SHUT UP AND PLAY THE HITS (Dylan Southern & Will Lovelace, 2011)
BAMcinématek, BAM Rose Cinemas
30 Lafayette Ave. between Ashland Pl. & St. Felix St.
Sunday, August 6, 7:30
Series runs through August 13
On April 2, 2011, after ten years of building a devoted following that was still growing, electronic dance-punk faves LCD Soundsystem played what was supposed to be its farewell show at Madison Square Garden. Directors Dylan Southern and Will Lovelace, who previously documented the British band Blur in No Distance Left to Run, capture the grand finale in the often bumpy, sometimes revelatory concert film Shut Up and Play the Hits. The movie is divided into three distinct sections that take place before, during, and after the massive blowout, with Southern and Lovelace weaving between them. There is extensive footage of the event at the Garden, including performances of such LCD classics as “Dance Yrself Clean,” “All My Friends,” “Us v Them,” “North American Scum,” and “Losing My Edge.” Although the multicamera approach tries to make you feel like you’re there, onstage and backstage with front man Murphy, keyboardist Nancy Whang, bassist Tyler Pope, drummer Pat Mahoney, and various special guests, it lacks a certain emotional depth, and the sound, primarily during the first songs, is terrible, although that could have been the fault of the tiny theater where we saw it more than the film itself.

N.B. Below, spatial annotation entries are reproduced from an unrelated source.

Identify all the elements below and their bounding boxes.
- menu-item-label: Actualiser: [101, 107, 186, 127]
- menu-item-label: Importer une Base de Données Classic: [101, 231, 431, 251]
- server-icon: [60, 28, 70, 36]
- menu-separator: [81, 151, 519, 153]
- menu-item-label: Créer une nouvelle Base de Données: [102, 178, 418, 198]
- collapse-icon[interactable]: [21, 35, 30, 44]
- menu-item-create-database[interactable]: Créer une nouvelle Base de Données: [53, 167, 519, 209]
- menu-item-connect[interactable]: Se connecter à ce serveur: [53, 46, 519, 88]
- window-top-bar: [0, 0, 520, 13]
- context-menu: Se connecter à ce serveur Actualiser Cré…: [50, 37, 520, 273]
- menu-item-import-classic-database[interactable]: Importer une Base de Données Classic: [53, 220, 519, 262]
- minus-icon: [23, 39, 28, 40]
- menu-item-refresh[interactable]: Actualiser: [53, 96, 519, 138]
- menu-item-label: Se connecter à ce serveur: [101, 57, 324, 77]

The second section features music journalist Chuck Klosterman (Sex, Drugs, and Cocoa Puffs: A Low Culture Manifesto) interviewing Murphy at the Spotted Pig in the West Village a week before the concert, asking inane, annoying questions that Murphy strains to answer.
But the most fascinating part of the film by far, and how it starts, involves Murphy the day after the show. He allows the camera to follow him everywhere, from waking up in his bed with his dog to carefully shaving with an electric razor to visiting the DFA offices for the first time in a year. It’s hard to believe that the night before he was a grandiose rock star but now he is walking his pooch, sitting on a bench in front of a coffee shop, and spending most of the day alone. The camera gets right into his face, showing every gray hair, zooming in on his puffiness and his deep-set, nearly dazed eyes. The film would have benefited from less time with Klosterman and more with Murphy as he contemplates his past, present, and future. It also would have been interesting to hear from the other members of the band, but Shut Up and Play the Hits is specifically about Murphy, who, at forty-one, suddenly doesn’t know what to do with his life, having left an extremely successful gig that was only gaining popularity. (However, in January 2016 the band reunited, once again hitting the road, including a fab headlining gig at the Panorama festival that July.) Shut Up and Play the Hits is screening August 6 at 7:30 in the BAMcinématek series “In Concert,” which continues through August 13 with such other live-music films as Bill and Turner Ross’s Contemporary Color, D. A. Pennebaker’s Monterey Pop, and Mel Stuart’s Wattstax.